Politics & Government

Immigration debate rages in Arizona, around nation

PHOENIX — More than a dozen people protesting Arizona’s hard-line stance against illegal immigrants were arrested Thursday, demonstrating that a ruling by a federal judge blocking most of the state’s controversial new immigration law will not quell the furious debate over the issue here.

Despite Wednesday’s ruling by U.S. District Judge Susan Bolton temporarily putting key parts of the law on hold, hundreds of demonstrators fanned out in Phoenix, arguing the state remains inhospitable to immigrants.

“It’s not over yet,” said Vanessa Bustos, 24, who chained herself to five other activists, blocking the door to the Maricopa County Jail. “There are other bills being enacted against the Latino community.”

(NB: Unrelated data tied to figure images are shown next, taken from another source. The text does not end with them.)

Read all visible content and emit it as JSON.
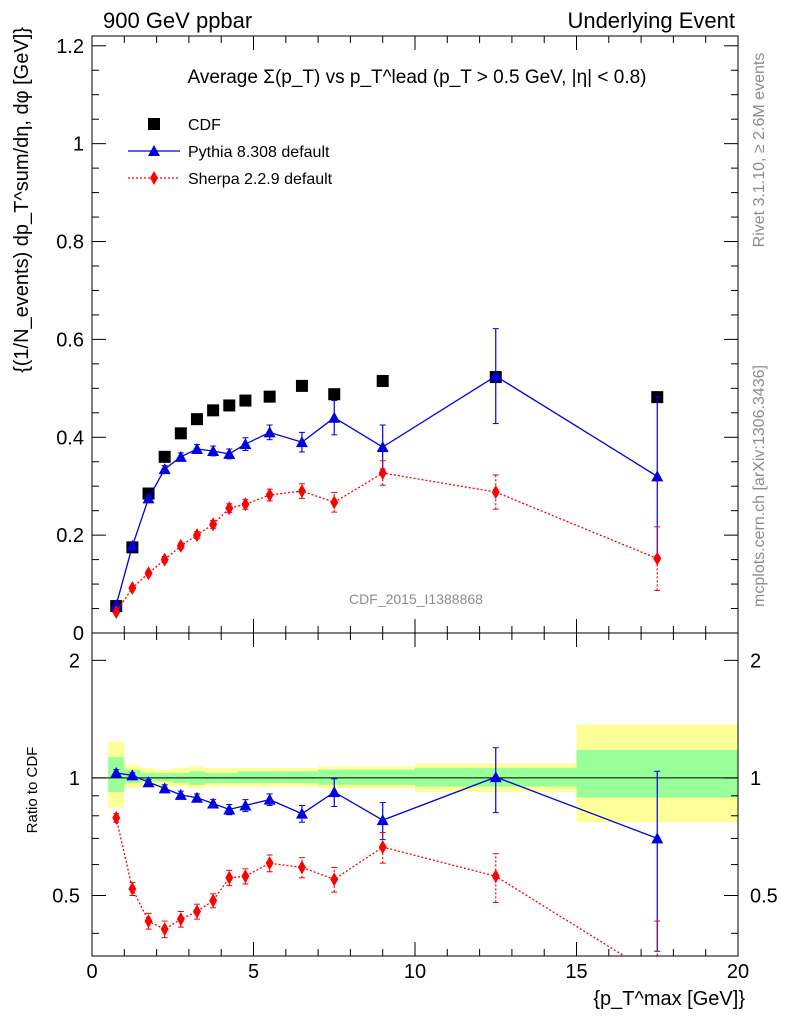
{
  "header": {
    "left": "900 GeV ppbar",
    "right": "Underlying Event"
  },
  "side_text": {
    "rivet": "Rivet 3.1.10, ≥ 2.6M events",
    "mcplots": "mcplots.cern.ch [arXiv:1306.3436]"
  },
  "chart_data": [
    {
      "type": "scatter",
      "panel": "main",
      "title": "Average Σ(p_T) vs p_T^lead (p_T > 0.5 GeV, |η| < 0.8)",
      "watermark": "CDF_2015_I1388868",
      "ylabel": "{(1/N_events) dp_T^sum/dη, dφ [GeV]}",
      "xlim": [
        0,
        20
      ],
      "ylim": [
        0,
        1.22
      ],
      "y_ticks": [
        "0",
        "0.2",
        "0.4",
        "0.6",
        "0.8",
        "1",
        "1.2"
      ],
      "legend_placement": "top-left",
      "series": [
        {
          "name": "CDF",
          "color": "#000000",
          "marker": "square",
          "x": [
            0.75,
            1.25,
            1.75,
            2.25,
            2.75,
            3.25,
            3.75,
            4.25,
            4.75,
            5.5,
            6.5,
            7.5,
            9.0,
            12.5,
            17.5
          ],
          "y": [
            0.055,
            0.175,
            0.285,
            0.36,
            0.408,
            0.437,
            0.455,
            0.465,
            0.475,
            0.483,
            0.505,
            0.488,
            0.515,
            0.523,
            0.482
          ]
        },
        {
          "name": "Pythia 8.308 default",
          "color": "#0000e0",
          "marker": "triangle",
          "x": [
            0.75,
            1.25,
            1.75,
            2.25,
            2.75,
            3.25,
            3.75,
            4.25,
            4.75,
            5.5,
            6.5,
            7.5,
            9.0,
            12.5,
            17.5
          ],
          "y": [
            0.057,
            0.178,
            0.275,
            0.335,
            0.36,
            0.376,
            0.372,
            0.366,
            0.386,
            0.41,
            0.39,
            0.44,
            0.38,
            0.525,
            0.32
          ],
          "yerr": [
            0.004,
            0.004,
            0.006,
            0.007,
            0.008,
            0.009,
            0.01,
            0.01,
            0.013,
            0.015,
            0.02,
            0.035,
            0.045,
            0.097,
            0.163
          ]
        },
        {
          "name": "Sherpa 2.2.9 default",
          "color": "#ff0000",
          "marker": "diamond",
          "x": [
            0.75,
            1.25,
            1.75,
            2.25,
            2.75,
            3.25,
            3.75,
            4.25,
            4.75,
            5.5,
            6.5,
            7.5,
            9.0,
            12.5,
            17.5
          ],
          "y": [
            0.043,
            0.092,
            0.122,
            0.15,
            0.178,
            0.2,
            0.222,
            0.255,
            0.263,
            0.282,
            0.29,
            0.267,
            0.327,
            0.288,
            0.152
          ],
          "yerr": [
            0.003,
            0.004,
            0.005,
            0.006,
            0.006,
            0.007,
            0.008,
            0.009,
            0.01,
            0.012,
            0.015,
            0.02,
            0.025,
            0.035,
            0.065
          ]
        }
      ]
    },
    {
      "type": "scatter",
      "panel": "ratio",
      "ylabel": "Ratio to CDF",
      "xlabel": "{p_T^max [GeV]}",
      "xlim": [
        0,
        20
      ],
      "ylim": [
        0.35,
        2.35
      ],
      "x_ticks": [
        "0",
        "5",
        "10",
        "15",
        "20"
      ],
      "y_ticks": [
        "0.5",
        "1",
        "2"
      ],
      "reference_line": 1,
      "uncertainty_bands": {
        "edges": [
          0.5,
          1.0,
          1.5,
          2.0,
          2.5,
          3.0,
          3.5,
          4.0,
          4.5,
          5.0,
          6.0,
          7.0,
          8.0,
          10.0,
          15.0,
          20.0
        ],
        "yellow_low": [
          0.84,
          0.94,
          0.95,
          0.95,
          0.95,
          0.94,
          0.95,
          0.95,
          0.95,
          0.95,
          0.95,
          0.94,
          0.94,
          0.92,
          0.77
        ],
        "yellow_high": [
          1.24,
          1.08,
          1.06,
          1.05,
          1.06,
          1.07,
          1.06,
          1.06,
          1.06,
          1.06,
          1.06,
          1.07,
          1.07,
          1.09,
          1.37
        ],
        "green_low": [
          0.92,
          0.97,
          0.98,
          0.98,
          0.97,
          0.96,
          0.97,
          0.97,
          0.97,
          0.97,
          0.97,
          0.96,
          0.96,
          0.95,
          0.89
        ],
        "green_high": [
          1.13,
          1.05,
          1.03,
          1.03,
          1.03,
          1.04,
          1.03,
          1.03,
          1.04,
          1.04,
          1.04,
          1.05,
          1.05,
          1.06,
          1.18
        ]
      },
      "series": [
        {
          "name": "Pythia 8.308 default",
          "color": "#0000e0",
          "marker": "triangle",
          "x": [
            0.75,
            1.25,
            1.75,
            2.25,
            2.75,
            3.25,
            3.75,
            4.25,
            4.75,
            5.5,
            6.5,
            7.5,
            9.0,
            12.5,
            17.5
          ],
          "y": [
            1.03,
            1.015,
            0.975,
            0.94,
            0.905,
            0.89,
            0.86,
            0.83,
            0.85,
            0.88,
            0.81,
            0.92,
            0.78,
            1.005,
            0.7
          ],
          "yerr": [
            0.02,
            0.015,
            0.015,
            0.02,
            0.02,
            0.02,
            0.02,
            0.025,
            0.03,
            0.03,
            0.04,
            0.075,
            0.085,
            0.19,
            0.34
          ]
        },
        {
          "name": "Sherpa 2.2.9 default",
          "color": "#ff0000",
          "marker": "diamond",
          "x": [
            0.75,
            1.25,
            1.75,
            2.25,
            2.75,
            3.25,
            3.75,
            4.25,
            4.75,
            5.5,
            6.5,
            7.5,
            9.0,
            12.5,
            17.5
          ],
          "y": [
            0.79,
            0.52,
            0.43,
            0.41,
            0.435,
            0.455,
            0.485,
            0.555,
            0.56,
            0.605,
            0.59,
            0.55,
            0.665,
            0.56,
            0.31
          ],
          "yerr": [
            0.02,
            0.02,
            0.02,
            0.02,
            0.02,
            0.02,
            0.02,
            0.025,
            0.025,
            0.03,
            0.035,
            0.04,
            0.06,
            0.08,
            0.12
          ]
        }
      ]
    }
  ]
}
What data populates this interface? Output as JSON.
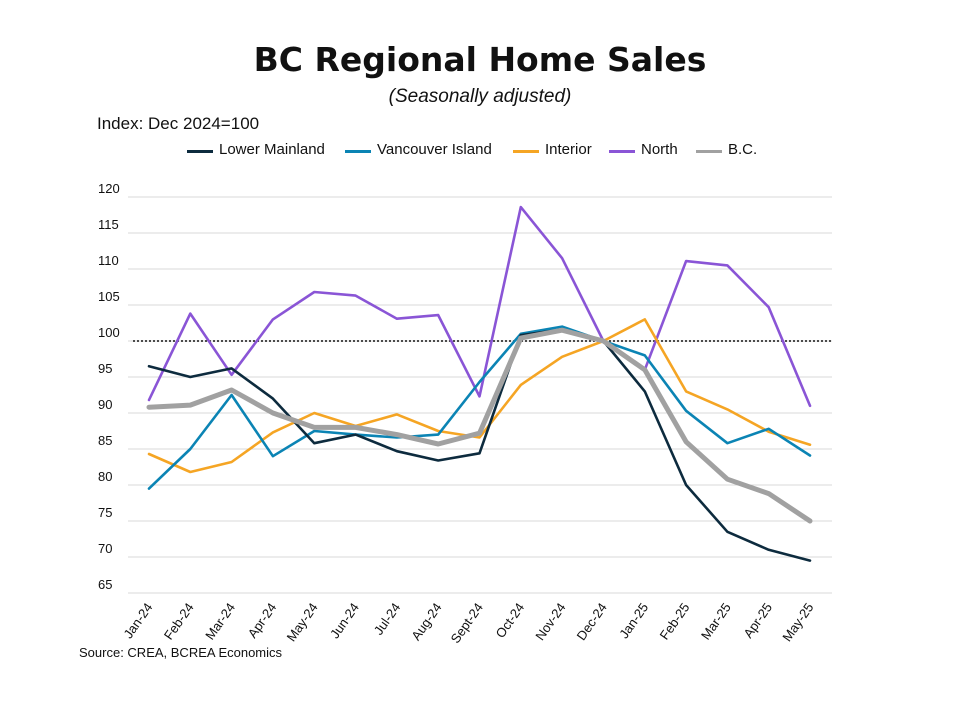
{
  "chart_data": {
    "type": "line",
    "title": "BC Regional Home Sales",
    "subtitle": "(Seasonally adjusted)",
    "ylabel": "Index: Dec 2024=100",
    "xlabel": "",
    "source": "Source: CREA, BCREA Economics",
    "categories": [
      "Jan-24",
      "Feb-24",
      "Mar-24",
      "Apr-24",
      "May-24",
      "Jun-24",
      "Jul-24",
      "Aug-24",
      "Sept-24",
      "Oct-24",
      "Nov-24",
      "Dec-24",
      "Jan-25",
      "Feb-25",
      "Mar-25",
      "Apr-25",
      "May-25"
    ],
    "yticks": [
      "120",
      "115",
      "110",
      "105",
      "100",
      "95",
      "90",
      "85",
      "80",
      "75",
      "70",
      "65"
    ],
    "ylim": [
      65,
      120
    ],
    "reference_line": 100,
    "grid": true,
    "legend_position": "top",
    "series": [
      {
        "name": "Lower Mainland",
        "color": "#0d2b3e",
        "values": [
          96.5,
          95.0,
          96.2,
          92.0,
          85.8,
          87.0,
          84.7,
          83.4,
          84.4,
          100.8,
          101.6,
          100.0,
          93.0,
          80.0,
          73.5,
          71.0,
          69.5
        ]
      },
      {
        "name": "Vancouver Island",
        "color": "#0b84b4",
        "values": [
          79.5,
          85.0,
          92.5,
          84.0,
          87.5,
          87.0,
          86.6,
          87.0,
          94.3,
          101.0,
          102.0,
          100.0,
          98.0,
          90.3,
          85.8,
          87.8,
          84.1
        ]
      },
      {
        "name": "Interior",
        "color": "#f5a524",
        "values": [
          84.3,
          81.8,
          83.2,
          87.3,
          90.0,
          88.2,
          89.8,
          87.5,
          86.6,
          93.9,
          97.8,
          100.0,
          103.0,
          93.0,
          90.5,
          87.4,
          85.6
        ]
      },
      {
        "name": "North",
        "color": "#8a55d6",
        "values": [
          91.8,
          103.8,
          95.3,
          103.0,
          106.8,
          106.3,
          103.1,
          103.6,
          92.3,
          118.6,
          111.5,
          100.0,
          96.0,
          111.1,
          110.5,
          104.7,
          91.0
        ]
      },
      {
        "name": "B.C.",
        "color": "#a1a1a1",
        "values": [
          90.8,
          91.1,
          93.2,
          90.0,
          88.0,
          88.0,
          87.0,
          85.7,
          87.2,
          100.4,
          101.5,
          100.0,
          96.0,
          86.0,
          80.8,
          78.8,
          75.0
        ]
      }
    ]
  }
}
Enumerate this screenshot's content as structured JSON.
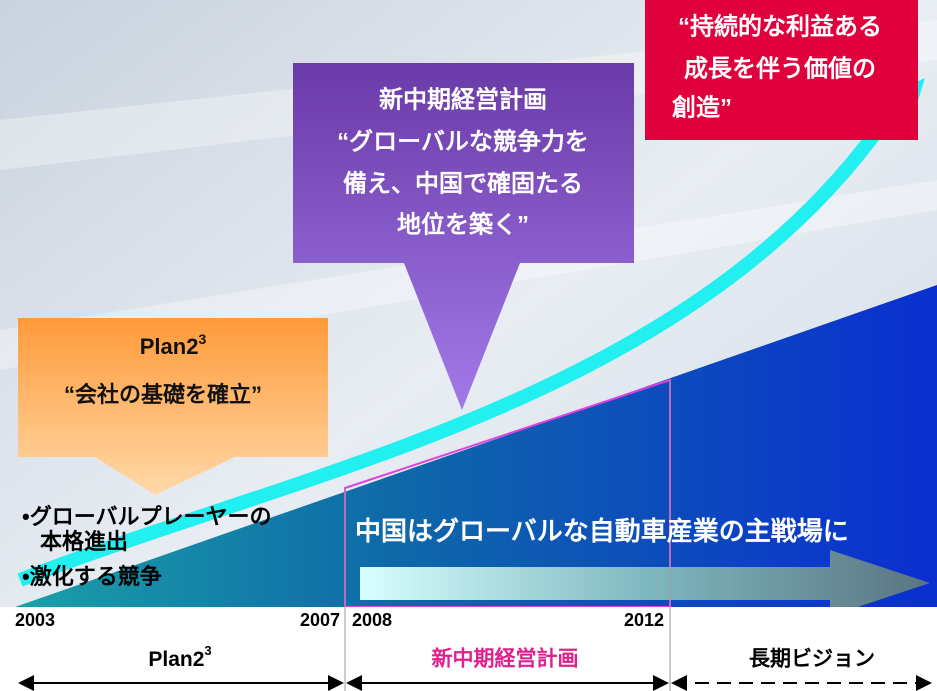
{
  "top_box": {
    "lines": [
      "“持続的な利益ある",
      "成長を伴う価値の",
      "創造”"
    ]
  },
  "mid_box": {
    "lines": [
      "新中期経営計画",
      "“グローバルな競争力を",
      "備え、中国で確固たる",
      "地位を築く”"
    ]
  },
  "plan_box": {
    "title": "Plan2",
    "sup": "3",
    "subtitle": "“会社の基礎を確立”"
  },
  "bullets": [
    {
      "line1": "•グローバルプレーヤーの",
      "line2": "本格進出"
    },
    {
      "line1": "•激化する競争"
    }
  ],
  "banner": "中国はグローバルな自動車産業の主戦場に",
  "years": [
    "2003",
    "2007",
    "2008",
    "2012"
  ],
  "phases": [
    {
      "title": "Plan2",
      "sup": "3"
    },
    {
      "title": "新中期経営計画"
    },
    {
      "title": "長期ビジョン"
    }
  ]
}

As if to highlight that point, Maricopa County Sheriff Joe Arpaio is launching his 17th “sweep,” in which his deputies and volunteers fan out in immigrant neighborhoods, stop people for sometimes minor violations and then check their immigration status.

Arpaio has said the enjoinment of the law, SB 1070, does not take away any of his ability to try to drive illegal immigrants from the state. SB 1070 made that approach official state policy, arguing that illegal immigration has harmed Arizona.

Manuel Esquivel, of Phoenix, applauded the efforts of those who were arrested. He said he’s lived in Arizona for 40 years and that his family has been in the United States for generations.

“Arizona has always been racist,” said Esquivel, who was wearing a “Legalize Arizona” T-shirt. “The world needs to know what’s going on in Arizona.”

Esquivel said the next step is encouraging Latinos to vote. Even with the injunction against SB 1070, Esquivel said he’s still worried. “There’s nothing to prevent the cops from stopping me and asking for my papers.”

The protesters, some of whom gathered well before dawn Thursday, marched to various venues in Phoenix, including the federal courthouse where Bolton issued her injunction.

Protesters later gathered near City Hall and Arpaio’s headquarters, clutching signs that said “We reject racism” and “No racial profiling.” Other signs proclaimed “No more raids.”

People chanted “Stop 1070, we will not comply,” while drums thumped in the background. A group of about 30 people locked arms and blocked a downtown intersection.

Celina Benitez, 31, with the Southern California Immigration Coalition, said she came to Arizona from Los Angeles to show her support for Arizonans who are protesting the law. Benitez said she is concerned about other states proposing similar legislation.

“This is not just about SB 1070,” she said. “This isn’t just about Arizona. To some people it may seem like a victory; we are saying it’s not.”

SB 1070, which would have taken effect Thursday, declared that the state’s policy is “attrition through enforcement” — an attempt to drive out illegal immigrants, who make up about 7 percent of the population in Arizona, through a series of criminal penalties. Even without the law, though, the state has used many tools against illegal immigrants.

Among the marchers were Gloria Lopez and her husband, Roberto, both illegal immigrants. The couple said they have six U.S.-born children and have lived in the U.S. for 22 years, both holding steady jobs, he as a truck driver, she as a cashier.

“The American dream doesn’t exist,” she said. “We aren’t free.”

The couple said they considered leaving Arizona but decided to stay because of their children. As a result, they said, they rarely leave the house on weekends.

“If we leave, we don’t know if we will come back to our home,” Gloria Lopez said. “Senor Arpaio, with the law or without the law, he’s going to continue.”

Some protesters had come from California. Beatriz Ramos, of South Pasadena, came with her husband, Rosendo. He sat in a wheelchair holding a poster that said, “We are the backbone of the United States.” He held a basket of bread in his lap.

“We want to remind the governor and Sheriff Arpaio that they eat the fruit and vegetables we pick,” Beatriz Ramos said.